Он молча и почтительно поцеловал ее руку.

Пришли санитары. Переложили Криницына с его койки на носилки и, подняв их, понесли из палаты. Спускаясь по лестнице вслед за носилками, мать Вероника невольно вспомнила, как меньше полугода тому назад она шла по этой лестнице за гробом Мэри. У крыльца стояла телега. В качестве старшей сестры мать Вероника заботливо проверила, достаточно ли положено сена на дно телеги, распорядилась застлать сено одеялом, сама укрыла Криницына другим одеялом, подоткнув его с обеих сторон, поправила подушки. Санитары уселись по сторонам кучера на передок телеги.

– Ну что, готово? Можно трогать? – спросил кучер.

Мать Вероника вся выпрямилась, на минуту чуть запрокинула голову, точно ей вдруг стало трудно дышать.

– С Богом, трогай, – сказала она и в последний раз протянула Криницыну руку. Он прижал ее к своим губам, потом к глазам, в которых стояли слезы. Лошадь дернула, и телега затарахтела вниз по склону Голгофской горы.

Мать Вероника, как окаменелая, смотрела им вслед. Вот телега миновала деревянную церковку на месте явления Божией Матери. Мать Вероника видела, как он перекрестился на ее чешуйчатый купол. Вот они уже спустились до подножия горы, проехали околицу – и телега покатила лесом по ровному шоссе на Анзер.

Мать Вероника поднесла к глазам правую руку. Сама она не плакала. Ей казалось, что она умерла. Она не в состоянии была двигаться, что-либо делать, говорить, вообще жить. Как хотела бы она лежать в одной из этих траншей. Машинально, не отдавая себе отчета, куда и зачем, она побрела между траншеями и одиночными могилами к западному склону горы. Сама не помнила, как очутилась у могилы Мэри. Только тут она точно очнулась от своего оцепенения: опустилась на колени и припала лицом к пестревшему незабудками холму. Это было все, что ей теперь осталось от Криницына: безмолвная могила его сестры.

Потянулись мучительные своей монотонностью, пустые, одинокие дни. Одни больные умирали, прибывали другие, но и они сменялись новыми. Эпидемия сыпняка сменялась эпидемией дизентерии, работы было много, очень много, и мать Вероника делала ее так же добросовестно, как и всегда, но все, чем бы она теперь ни занималась, она делала автоматически, не участвуя душой в работе, не радуясь за выздоравливающих, не скорбя об умиравших. Она не переставала испытывать холодное сознание того, что жизнь ее оборвалась внезапно и свет погас для нее, казалось, навсегда.

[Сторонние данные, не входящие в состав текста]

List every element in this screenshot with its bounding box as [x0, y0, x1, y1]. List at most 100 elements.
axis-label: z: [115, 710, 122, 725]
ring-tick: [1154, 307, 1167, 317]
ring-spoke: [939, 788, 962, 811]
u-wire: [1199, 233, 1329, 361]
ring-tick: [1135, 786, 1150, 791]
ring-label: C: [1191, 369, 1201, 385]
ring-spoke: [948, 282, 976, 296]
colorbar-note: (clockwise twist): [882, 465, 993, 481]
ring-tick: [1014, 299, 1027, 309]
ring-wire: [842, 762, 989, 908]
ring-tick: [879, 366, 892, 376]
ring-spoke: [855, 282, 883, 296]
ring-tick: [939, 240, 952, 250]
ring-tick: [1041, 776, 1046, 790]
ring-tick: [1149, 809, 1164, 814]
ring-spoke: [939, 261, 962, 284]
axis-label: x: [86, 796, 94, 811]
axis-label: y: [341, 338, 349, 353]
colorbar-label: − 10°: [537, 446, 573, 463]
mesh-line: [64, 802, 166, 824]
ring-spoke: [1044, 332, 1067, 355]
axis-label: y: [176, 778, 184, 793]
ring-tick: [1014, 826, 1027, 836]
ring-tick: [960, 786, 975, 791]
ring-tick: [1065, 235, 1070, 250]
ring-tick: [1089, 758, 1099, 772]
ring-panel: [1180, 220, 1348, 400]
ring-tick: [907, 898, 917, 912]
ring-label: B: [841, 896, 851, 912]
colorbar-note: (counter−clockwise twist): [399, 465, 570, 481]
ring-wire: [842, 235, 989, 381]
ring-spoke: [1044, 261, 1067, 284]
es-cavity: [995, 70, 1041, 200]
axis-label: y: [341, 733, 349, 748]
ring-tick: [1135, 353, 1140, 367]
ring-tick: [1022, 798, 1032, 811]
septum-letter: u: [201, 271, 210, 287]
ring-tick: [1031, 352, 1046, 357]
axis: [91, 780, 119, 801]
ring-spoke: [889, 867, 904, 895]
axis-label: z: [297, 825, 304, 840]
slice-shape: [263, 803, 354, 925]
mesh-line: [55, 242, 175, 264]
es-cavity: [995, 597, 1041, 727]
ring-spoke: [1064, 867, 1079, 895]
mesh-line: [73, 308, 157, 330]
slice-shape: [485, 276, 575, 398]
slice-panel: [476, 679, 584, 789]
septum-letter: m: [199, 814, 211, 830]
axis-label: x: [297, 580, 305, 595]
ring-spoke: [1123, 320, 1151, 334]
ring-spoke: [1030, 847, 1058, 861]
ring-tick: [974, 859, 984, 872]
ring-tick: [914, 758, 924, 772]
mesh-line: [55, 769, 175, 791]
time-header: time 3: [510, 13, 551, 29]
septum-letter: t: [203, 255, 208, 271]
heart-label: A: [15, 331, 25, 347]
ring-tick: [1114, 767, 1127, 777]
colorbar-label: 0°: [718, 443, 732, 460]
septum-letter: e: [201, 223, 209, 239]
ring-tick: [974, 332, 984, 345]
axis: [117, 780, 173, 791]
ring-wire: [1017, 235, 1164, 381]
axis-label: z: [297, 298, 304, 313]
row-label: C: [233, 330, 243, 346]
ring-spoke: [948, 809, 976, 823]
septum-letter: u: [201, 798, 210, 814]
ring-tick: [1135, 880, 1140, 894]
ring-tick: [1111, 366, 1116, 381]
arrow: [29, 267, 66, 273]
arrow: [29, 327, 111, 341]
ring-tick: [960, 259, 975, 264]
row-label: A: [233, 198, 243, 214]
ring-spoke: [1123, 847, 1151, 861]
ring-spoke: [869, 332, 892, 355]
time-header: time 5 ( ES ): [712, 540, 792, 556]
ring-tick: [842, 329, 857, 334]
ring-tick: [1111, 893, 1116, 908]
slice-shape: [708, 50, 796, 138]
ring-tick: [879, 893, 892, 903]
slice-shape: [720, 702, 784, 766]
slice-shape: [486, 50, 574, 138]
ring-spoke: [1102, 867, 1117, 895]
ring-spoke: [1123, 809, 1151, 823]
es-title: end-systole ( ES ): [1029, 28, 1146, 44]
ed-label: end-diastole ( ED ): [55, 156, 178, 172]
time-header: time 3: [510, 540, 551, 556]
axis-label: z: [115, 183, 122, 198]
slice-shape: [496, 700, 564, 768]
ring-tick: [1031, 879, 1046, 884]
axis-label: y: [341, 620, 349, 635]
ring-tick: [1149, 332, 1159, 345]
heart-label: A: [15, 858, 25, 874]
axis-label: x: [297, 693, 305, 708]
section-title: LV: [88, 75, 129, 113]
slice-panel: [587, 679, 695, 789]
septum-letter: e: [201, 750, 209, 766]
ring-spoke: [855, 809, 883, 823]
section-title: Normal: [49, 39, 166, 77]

Легче всего она чувствовала себя, когда урывала минуту побыть у Мэри. Без слов, без мыслей, которые можно было бы облечь в слова, она стояла, прислонясь к стволу старой плакучей березы, слушала птиц, уже собиравшихся в отлет, следила за плывущими в небе облаками, за медленно и тихо опадавшими золотыми листьями, которые яркими бликами горели на могилках среди отцветавших уже незабудок, и, казалось, ничего не чувствовала. Вдали, синея, сверкало на солнце море, отделявшее ее от всего необъятно широкого мира, куда увезли Владимира. Она уже не могла мысленно называть его по фамилии. Душа ее рвалась за ним в далекий и уже было давно забытый ею Ленинград.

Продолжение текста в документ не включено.